Starring Ben Foster, Dennis Quaid and Antje Trau

Directed by Christian Alvart

Written by Christian Alvart and Travis Malloy


Like Event Horizon before it, Pandorum combines visionary science fiction themes with horror tropes, to only mixed success.

Dennis Quaid as Payton

Played by the intense Ben Foster (30 Days of Night), our hero Bower is a crew member aboard the malfunctioning deep space craft Elysium. Newly awakened from cryogenic suspension, Bower cannot initially remember who he is, how long he’s been asleep, or his mission. His superior officer Payton (Dennis Quaid: Dreamscape) revives and Bower goes out to investigate the seemingly dead ship, only to discover that the Elysium, which is carrying the remnants of humanity to a new world after the destruction of the Earth years before, is infested with vicious monsters hungry for flesh. Those few passengers who have revived live in fear of both the creatures and their fellow men, some of whom will do anything to survive.

Antje Trau as Nadia

Pandorum (the word refers to an insanity developed by astronauts during their years of deep space travel) is the result of a synthesis of two scripts, neither of which seem to have paid much attention to character development. Director Christian Alvart (Antibodies) keeps the film humming along action-wise, and he and his crew’s attention to detail make Pandorum one of the most realistic-looking and conceptually fully-realized sci-fi films ever made. (He freely admits his indebtedness to Alien and the world it created on the commentary track he shares with producer Jeremy Bolt.) The creatures which terrorize the crew members are also impressive, most of their physical creepiness the result of practical effects, with only slight and unnoticeable assists from CG. (Alvart cast André Hennicke, the star of his first film, the impressive serial killer thriller Antibodies, in the role of the lead hunter.)
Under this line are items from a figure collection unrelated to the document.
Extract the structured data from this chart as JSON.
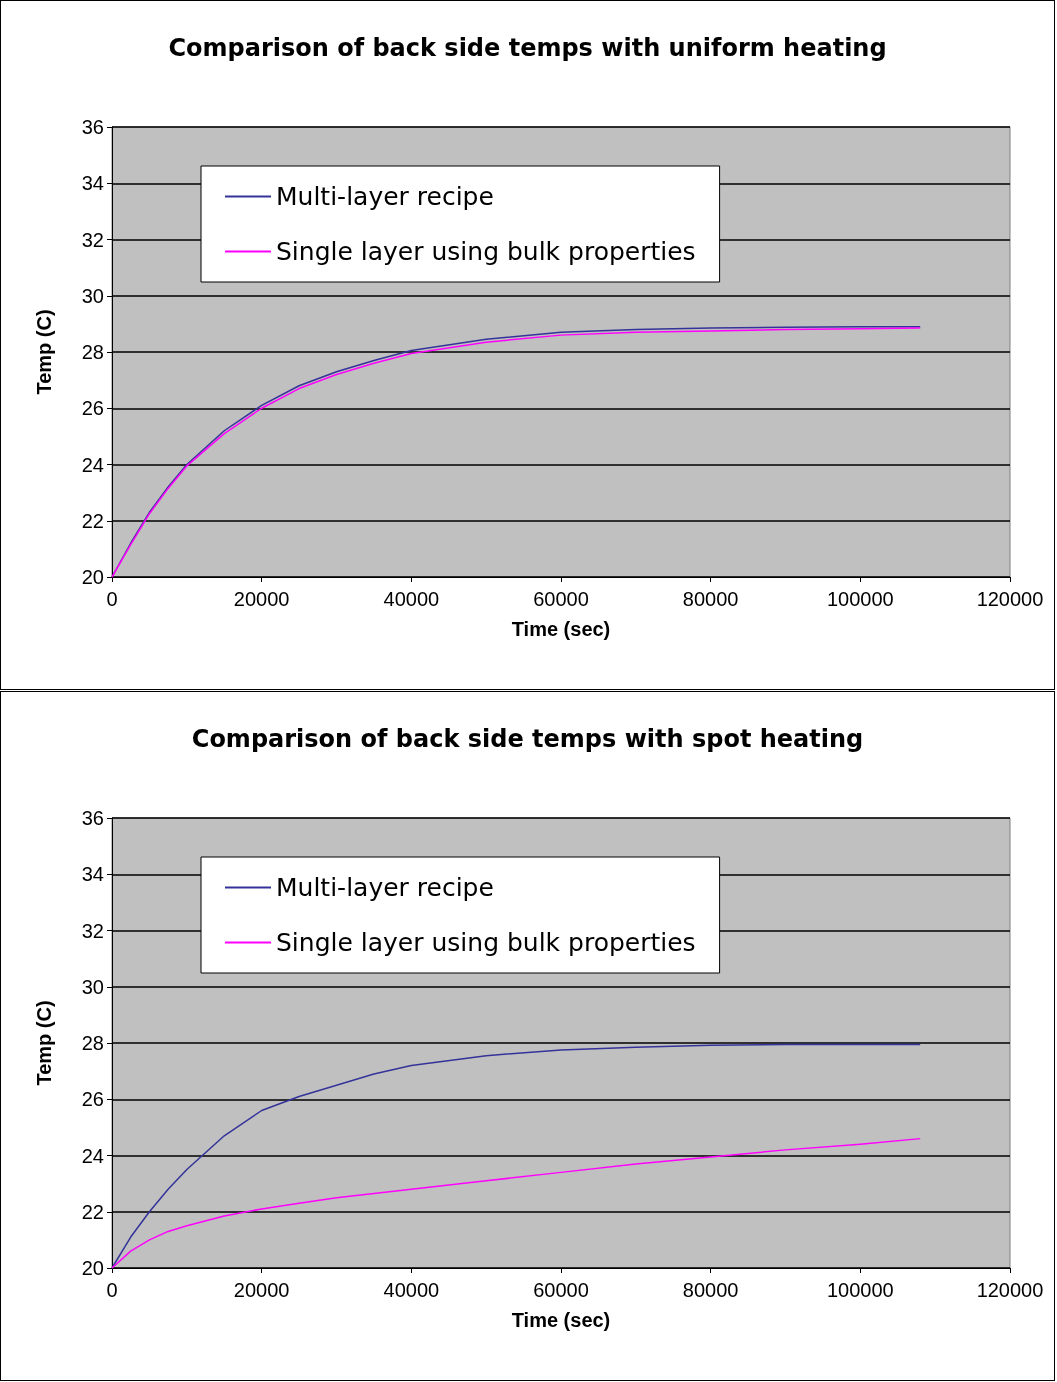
{
  "chart_data": [
    {
      "type": "line",
      "title": "Comparison of back side temps with uniform heating",
      "xlabel": "Time (sec)",
      "ylabel": "Temp (C)",
      "x": [
        0,
        2500,
        5000,
        7500,
        10000,
        15000,
        20000,
        25000,
        30000,
        35000,
        40000,
        50000,
        60000,
        70000,
        80000,
        90000,
        100000,
        108000
      ],
      "series": [
        {
          "name": "Multi-layer recipe",
          "color": "#333399",
          "values": [
            20,
            21.2,
            22.3,
            23.2,
            24.0,
            25.2,
            26.1,
            26.8,
            27.3,
            27.7,
            28.05,
            28.45,
            28.7,
            28.8,
            28.85,
            28.88,
            28.9,
            28.9
          ]
        },
        {
          "name": "Single layer using bulk properties",
          "color": "#ff00ff",
          "values": [
            20,
            21.15,
            22.25,
            23.15,
            23.95,
            25.1,
            26.0,
            26.7,
            27.2,
            27.6,
            27.95,
            28.35,
            28.6,
            28.7,
            28.75,
            28.8,
            28.83,
            28.85
          ]
        }
      ],
      "xlim": [
        0,
        120000
      ],
      "xticks": [
        0,
        20000,
        40000,
        60000,
        80000,
        100000,
        120000
      ],
      "ylim": [
        20,
        36
      ],
      "yticks": [
        20,
        22,
        24,
        26,
        28,
        30,
        32,
        34,
        36
      ],
      "grid": "y",
      "legend": "top left",
      "marker": "none",
      "line_style": "solid"
    },
    {
      "type": "line",
      "title": "Comparison of back side temps with spot heating",
      "xlabel": "Time (sec)",
      "ylabel": "Temp (C)",
      "x": [
        0,
        2500,
        5000,
        7500,
        10000,
        15000,
        20000,
        25000,
        30000,
        35000,
        40000,
        50000,
        60000,
        70000,
        80000,
        90000,
        100000,
        108000
      ],
      "series": [
        {
          "name": "Multi-layer recipe",
          "color": "#333399",
          "values": [
            20,
            21.1,
            22.0,
            22.8,
            23.5,
            24.7,
            25.6,
            26.1,
            26.5,
            26.9,
            27.2,
            27.55,
            27.75,
            27.85,
            27.92,
            27.95,
            27.95,
            27.95
          ]
        },
        {
          "name": "Single layer using bulk properties",
          "color": "#ff00ff",
          "values": [
            20,
            20.6,
            21.0,
            21.3,
            21.5,
            21.85,
            22.1,
            22.3,
            22.5,
            22.65,
            22.8,
            23.1,
            23.4,
            23.7,
            23.95,
            24.2,
            24.4,
            24.6
          ]
        }
      ],
      "xlim": [
        0,
        120000
      ],
      "xticks": [
        0,
        20000,
        40000,
        60000,
        80000,
        100000,
        120000
      ],
      "ylim": [
        20,
        36
      ],
      "yticks": [
        20,
        22,
        24,
        26,
        28,
        30,
        32,
        34,
        36
      ],
      "grid": "y",
      "legend": "top left",
      "marker": "none",
      "line_style": "solid"
    }
  ]
}
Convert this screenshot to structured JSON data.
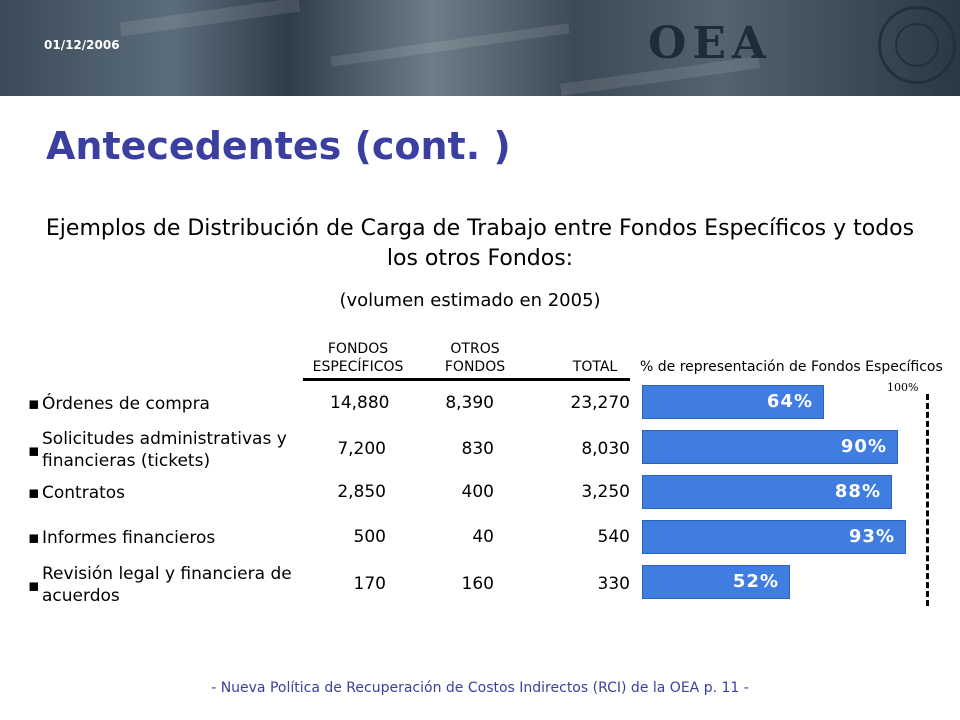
{
  "header": {
    "date": "01/12/2006",
    "org": "OEA"
  },
  "slide": {
    "title": "Antecedentes (cont. )",
    "subtitle": "Ejemplos de Distribución de Carga de Trabajo entre Fondos Específicos y todos los otros Fondos:",
    "volumen": "(volumen estimado en 2005)"
  },
  "table": {
    "col_especificos": [
      "FONDOS",
      "ESPECÍFICOS"
    ],
    "col_otros": [
      "OTROS",
      "FONDOS"
    ],
    "col_total": "TOTAL",
    "col_pct": "% de representación de Fondos Específicos",
    "hundred_label": "100%",
    "bullet": "▪",
    "rows": [
      {
        "label": "Órdenes de compra",
        "especificos": "14,880",
        "otros": "8,390",
        "total": "23,270",
        "pct_label": "64%",
        "pct": 64
      },
      {
        "label": "Solicitudes administrativas y financieras (tickets)",
        "especificos": "7,200",
        "otros": "830",
        "total": "8,030",
        "pct_label": "90%",
        "pct": 90
      },
      {
        "label": "Contratos",
        "especificos": "2,850",
        "otros": "400",
        "total": "3,250",
        "pct_label": "88%",
        "pct": 88
      },
      {
        "label": "Informes financieros",
        "especificos": "500",
        "otros": "40",
        "total": "540",
        "pct_label": "93%",
        "pct": 93
      },
      {
        "label": "Revisión legal y financiera de acuerdos",
        "especificos": "170",
        "otros": "160",
        "total": "330",
        "pct_label": "52%",
        "pct": 52
      }
    ]
  },
  "footer": "-  Nueva Política de Recuperación de Costos Indirectos (RCI) de la OEA p. 11 -",
  "colors": {
    "title": "#3b3fa0",
    "bar": "#3f7de0",
    "footer": "#3b3fa0"
  }
}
Quaid with Cam Gigandet as Gallo

What makes Pandorum especially disappointing is its unrealized potential. The film’s mythology, well-explicated in the DVD’s behind-the-scenes featurettes and the filmmaker commentary, is involving, especially the origins of the monsters roaming the Elysum, baying for blood. It’s great to see Dennis Quaid onscreen, and Foster does his best with an underwritten role. (Brief flashbacks to his character’s wife, meant to humanize him according to Bolt, come off as perfunctory; concessions to character before getting back to the action.)

Ben Foster as Bower

A serious film, Pandorum has its fair share of scares but not a lot of thrills.